Quantitative and Qualitative Pathogenetic Indices for Review of Data Derived from Homeopathic Pathogenetic Trials.

作者信息

Shah Rajesh

机构信息

Department of Research, Life Force, Mumbai, Maharashtra, India.

出版信息

Homeopathy. 2018 Nov;107(4):274-279. doi: 10.1055/s-0038-1668536. Epub 2018 Aug 25.

DOI:10.1055/s-0038-1668536
PMID:30144788
Abstract

INTRODUCTION

Analysis of data derived from homeopathic pathogenetic trials (HPTs, homeopathic drug provings) has been a challenge. Most parts of the homeopathic pharmacopeia were sourced from Hahnemann's Materia Medica Pura (1825-1833), TF Allen's Encyclopedia (1874) and Constantine Hering's Materia Medica (1879-1891), well before randomised controlled trials were in use. As a result, such studies and their outcomes harbour a large risk of inclusion of unreliable symptoms.

AIMS AND OBJECTIVE

The main purpose of this article is to introduce Quantitative and Qualitative Pathogenetic Indices to improve the method of analysis of symptoms.

MATERIALS AND METHODS

The data from HPTs for human immunodeficiency virus nosode, hepatitis C nosode, capsaicin alkaloids (capsaicin and dihydrocapsaicin) and hydroquinone (HQ) were extracted and analysed in terms of novel Qualitative and Quantitative Pathogenetic Indices.
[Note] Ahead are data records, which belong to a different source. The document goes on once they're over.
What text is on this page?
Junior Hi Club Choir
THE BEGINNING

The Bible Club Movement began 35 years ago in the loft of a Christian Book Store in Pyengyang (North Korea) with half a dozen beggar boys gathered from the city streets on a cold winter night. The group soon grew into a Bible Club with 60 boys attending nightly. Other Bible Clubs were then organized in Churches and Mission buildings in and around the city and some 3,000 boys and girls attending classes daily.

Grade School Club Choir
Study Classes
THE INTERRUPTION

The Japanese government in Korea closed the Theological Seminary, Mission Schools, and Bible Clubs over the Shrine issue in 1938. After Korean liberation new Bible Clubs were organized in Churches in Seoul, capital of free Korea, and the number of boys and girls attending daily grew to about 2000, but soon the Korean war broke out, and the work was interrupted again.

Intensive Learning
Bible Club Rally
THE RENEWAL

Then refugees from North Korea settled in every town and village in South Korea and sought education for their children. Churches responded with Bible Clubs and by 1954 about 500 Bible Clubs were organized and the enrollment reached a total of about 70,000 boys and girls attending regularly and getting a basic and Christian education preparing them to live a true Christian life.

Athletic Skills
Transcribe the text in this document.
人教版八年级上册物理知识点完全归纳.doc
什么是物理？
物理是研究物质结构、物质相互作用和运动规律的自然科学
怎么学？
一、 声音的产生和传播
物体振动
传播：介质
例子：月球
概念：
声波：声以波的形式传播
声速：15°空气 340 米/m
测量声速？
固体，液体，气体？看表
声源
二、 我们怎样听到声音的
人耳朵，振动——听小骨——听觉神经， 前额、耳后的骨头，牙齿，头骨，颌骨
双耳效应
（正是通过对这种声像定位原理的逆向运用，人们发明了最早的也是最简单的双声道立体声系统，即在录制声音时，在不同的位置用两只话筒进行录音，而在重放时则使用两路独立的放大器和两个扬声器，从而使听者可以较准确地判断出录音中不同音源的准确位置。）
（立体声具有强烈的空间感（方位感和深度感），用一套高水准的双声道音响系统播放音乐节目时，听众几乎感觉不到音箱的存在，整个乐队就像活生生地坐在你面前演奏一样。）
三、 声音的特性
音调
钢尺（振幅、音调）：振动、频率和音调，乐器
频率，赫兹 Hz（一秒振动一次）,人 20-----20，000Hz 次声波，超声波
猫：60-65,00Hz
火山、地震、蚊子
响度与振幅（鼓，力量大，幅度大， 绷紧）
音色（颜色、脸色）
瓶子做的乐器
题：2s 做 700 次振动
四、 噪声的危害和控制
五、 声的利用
Taken into the consideration were the qualitative aspect of a symptom (i.e. its intensity), and the quantitative aspect by calculating the number of symptoms per volunteer per day. The pathogenetic effects and data evaluation indices were calculated for each HPT. A comparison was made of symptoms of verum versus placebo provers in terms of their quantity and quality.

RESULTS

Four HPTs involving 81 volunteers (56 on verum and 25 on placebo) generated 555 symptoms or pathogenetic effects (excluding run-in phase symptoms), of which 448 (81%) were reported by volunteers who were in the verum arm, and 107 (19%) were reported by volunteers on placebo. The overall mean incidence of pathogenetic effects for the four HPTs was thus 8 per verum prover and 4.28 per placebo prover. The corresponding mean Quantitative Pathogenetic Index was 0.23 symptoms per volunteer per day for the verum arm and 0.12 symptoms per volunteer per day for the placebo arm. The overall mean incidence of pathogenetic effects in the run-in phase was less. The overall mean Qualitative Pathogenetic Index (number of symptoms, of a given intensity, per volunteer per day) for the verum arm was 0.09 versus 0.05 for the placebo arm.

CONCLUSION

The symptoms exhibited by volunteers in the verum arm were more numerous and more intense than those in the placebo arm. An innovative and logical method of reporting of symptoms and analysis has been introduced by the use of these pathogenetic indices, which can be used in future as measurement tools for analysis of data from HPTs.

摘要

引言

对顺势疗法致病试验(HPTs,顺势疗法药物验证)所获数据进行分析一直是一项挑战。顺势疗法药典的大部分内容源自哈内曼的《纯净药物学》(1825 - 1833年)、TF·艾伦的《百科全书》(1874年)以及康斯坦丁·赫林的《药物学》(1879 - 1891年),这些都远早于随机对照试验的应用。因此,此类研究及其结果存在纳入不可靠症状的巨大风险。

目的

本文的主要目的是引入定量和定性致病指数,以改进症状分析方法。

材料与方法

提取了人类免疫缺陷病毒药、丙型肝炎药、辣椒素生物碱(辣椒素和二氢辣椒素)以及对苯二酚(HQ)的顺势疗法致病试验数据,并根据新的定性和定量致病指数进行分析。考虑了症状的定性方面(即其强度)以及通过计算每位志愿者每天的症状数量得出的定量方面。计算了每个顺势疗法致病试验的致病效应和数据评估指数。比较了试验组与安慰剂组志愿者在症状数量和质量方面的差异。

结果

四项顺势疗法致病试验涉及81名志愿者(56名试验组和25名安慰剂组),产生了555种症状或致病效应(不包括导入期症状),其中试验组志愿者报告了448种(81%),安慰剂组志愿者报告了107种(19%)。因此,四项顺势疗法致病试验的致病效应总体平均发生率为每位试验组受试者8种,每位安慰剂组受试者4.28种。试验组相应的平均定量致病指数为每位志愿者每天0.23种症状,安慰剂组为每位志愿者每天0.12种症状。导入期致病效应的总体平均发生率较低。试验组的总体平均定性致病指数(每位志愿者每天给定强度的症状数量)为0.09,而安慰剂组为0.05。

结论

试验组志愿者表现出的症状比安慰剂组更多、更强烈。通过使用这些致病指数引入了一种创新且合理的症状报告和分析方法,未来可将其用作分析顺势疗法致病试验数据的测量工具。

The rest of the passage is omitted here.